On Having a successful GNOME event


A successful GNOME event involves everyone having fun. If someone in your audience is uncomfortable with something you’ve said, you’re not doing your job. Apologize to them as soon as possible, and try to avoid the topic that triggered this for the rest of your presentation.

Is it just me or is this an absurd “guideline”?

Walk the line

In fact the guidelines as a whole are absolutely reactionary, absurd and promote groupthink. They are overwhelmingly negative. “Don’t” do this. “Avoid” this.

How about instead you suggest a set of positive guidelines for speakers in accordance with the mission statement  of the GNOME Foundation and the goal of the GNOME project: to create a computing platform for use by the general public that is completely free software.

Is furthering the development of a Free Software platform the mark of a successful GNOME event? Or is “everyone having fun”?

I’d suggest  a successful birthday party for your 5-year old involves “everyone having fun”. Working out a major platform where decisions moral and technical must be made? Not so much. Education, illustration, healthy (and even heated) debate seem more appropriate than “everyone having fun” as a specific checkpoint.

Not only are the existing guidelines absurd and negative, but they are also impossible to comply with, because they are so overly-PC “avoid offending anyone at any cost” that no speaker can touch on any topic – much less one with any debate or controversy – without offending someone. (And boy-o-boy there is a contingent out there determined to be offended.)

Now I’m offended!

Personally, I’m offended everytime Team Apologista tears down Free Software and promotes a company dedicated to subverting and destroying Linux. I’m offended everytime the usual suspects launch another tired barrage of fact-free personal attacks against RMS.  But I do my best to argue my point of view in response, not suggest others shouldn’t be allowed to speak. By contrast, the Open Source Offenderati is eager to muzzle and exile those who disagree with them.

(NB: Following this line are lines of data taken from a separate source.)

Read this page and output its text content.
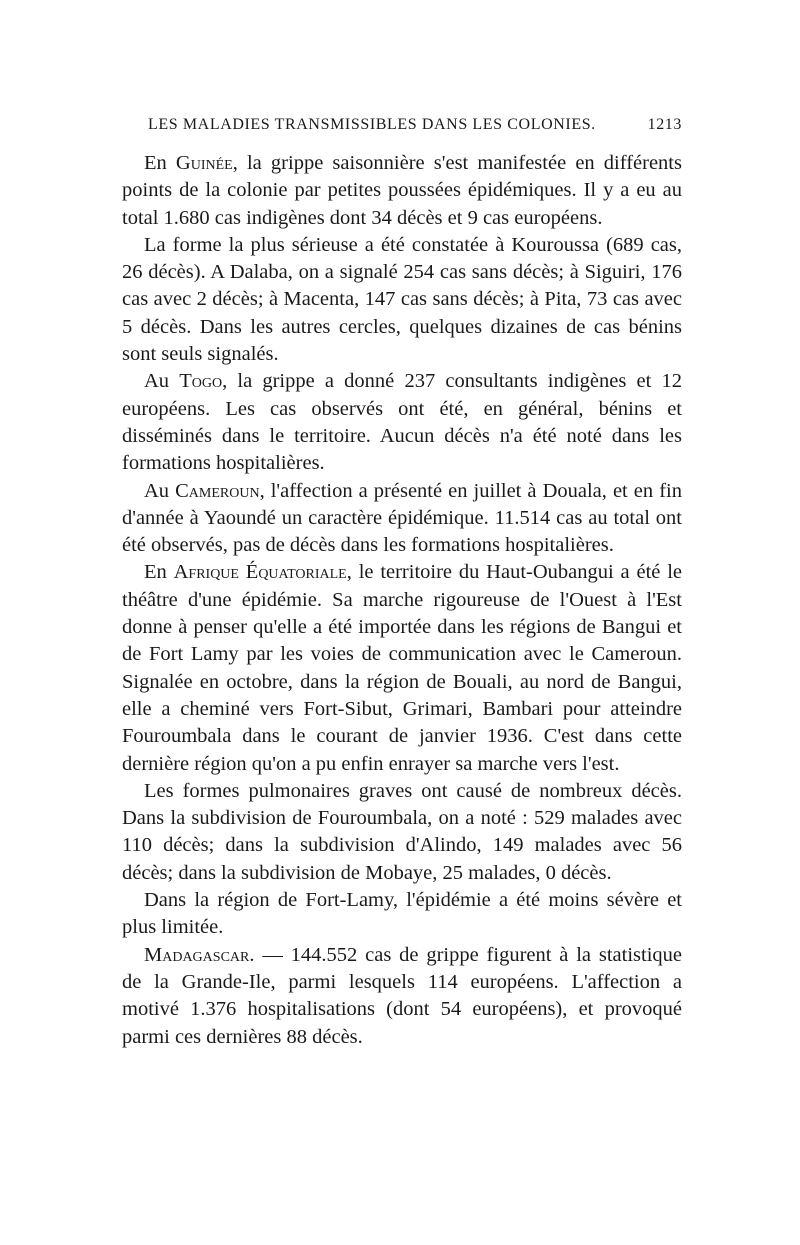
LES MALADIES TRANSMISSIBLES DANS LES COLONIES.	1213

En Guinée, la grippe saisonnière s'est manifestée en différents points de la colonie par petites poussées épidémiques. Il y a eu au total 1.680 cas indigènes dont 34 décès et 9 cas européens.

La forme la plus sérieuse a été constatée à Kouroussa (689 cas, 26 décès). A Dalaba, on a signalé 254 cas sans décès; à Siguiri, 176 cas avec 2 décès; à Macenta, 147 cas sans décès; à Pita, 73 cas avec 5 décès. Dans les autres cercles, quelques dizaines de cas bénins sont seuls signalés.

Au Togo, la grippe a donné 237 consultants indigènes et 12 européens. Les cas observés ont été, en général, bénins et disséminés dans le territoire. Aucun décès n'a été noté dans les formations hospitalières.

Au Cameroun, l'affection a présenté en juillet à Douala, et en fin d'année à Yaoundé un caractère épidémique. 11.514 cas au total ont été observés, pas de décès dans les formations hospitalières.

En Afrique Équatoriale, le territoire du Haut-Oubangui a été le théâtre d'une épidémie. Sa marche rigoureuse de l'Ouest à l'Est donne à penser qu'elle a été importée dans les régions de Bangui et de Fort Lamy par les voies de communication avec le Cameroun. Signalée en octobre, dans la région de Bouali, au nord de Bangui, elle a cheminé vers Fort-Sibut, Grimari, Bambari pour atteindre Fouroumbala dans le courant de janvier 1936. C'est dans cette dernière région qu'on a pu enfin enrayer sa marche vers l'est.

Les formes pulmonaires graves ont causé de nombreux décès. Dans la subdivision de Fouroumbala, on a noté : 529 malades avec 110 décès; dans la subdivision d'Alindo, 149 malades avec 56 décès; dans la subdivision de Mobaye, 25 malades, 0 décès.

Dans la région de Fort-Lamy, l'épidémie a été moins sévère et plus limitée.

Madagascar. — 144.552 cas de grippe figurent à la statistique de la Grande-Ile, parmi lesquels 114 européens. L'affection a motivé 1.376 hospitalisations (dont 54 européens), et provoqué parmi ces dernières 88 décès.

For extra chuckles, look at the guilty conscience-assuaging final paragraph:

Please keep in mind that the GNOME Foundation is not the right forum to debate whether someone should feel offended or not; you should simply avoid offending people even if you do not share their views. These guidelines do not constitute censorship since you have many other forums and opportunities to say whatever you wish.

The fundamental problem is that in many cases, you can not “simply avoid offending people” because people take offense – it is an action on their part, not yours. (Assuming here that one is not intentionally setting out to offend) Taking offense is virtually guaranteed when people don’t “share views”.

Black is not black, white is not white

I also love the “these guidelines do not constitute censorship” disclaimorese, like saying something makes it true.  Censorship is “the suppression or deletion of communicative material which may be considered objectionable, harmful, sensitive, or inconvenient to the government or media organizations as determined by a censor.”

By definition, then, these guidelines are indeed censorship – having other forums and opportunities does not change that fact. (There is the consideration that censorship is not necessarily a “bad thing”, but that’s not the argument being made here).

Anyway, RMS is slated to speak at an upcoming GNOME conference and the pre-FUD is already being rolled out. That’s what brought this on – expect to see more pre/during/and post speech.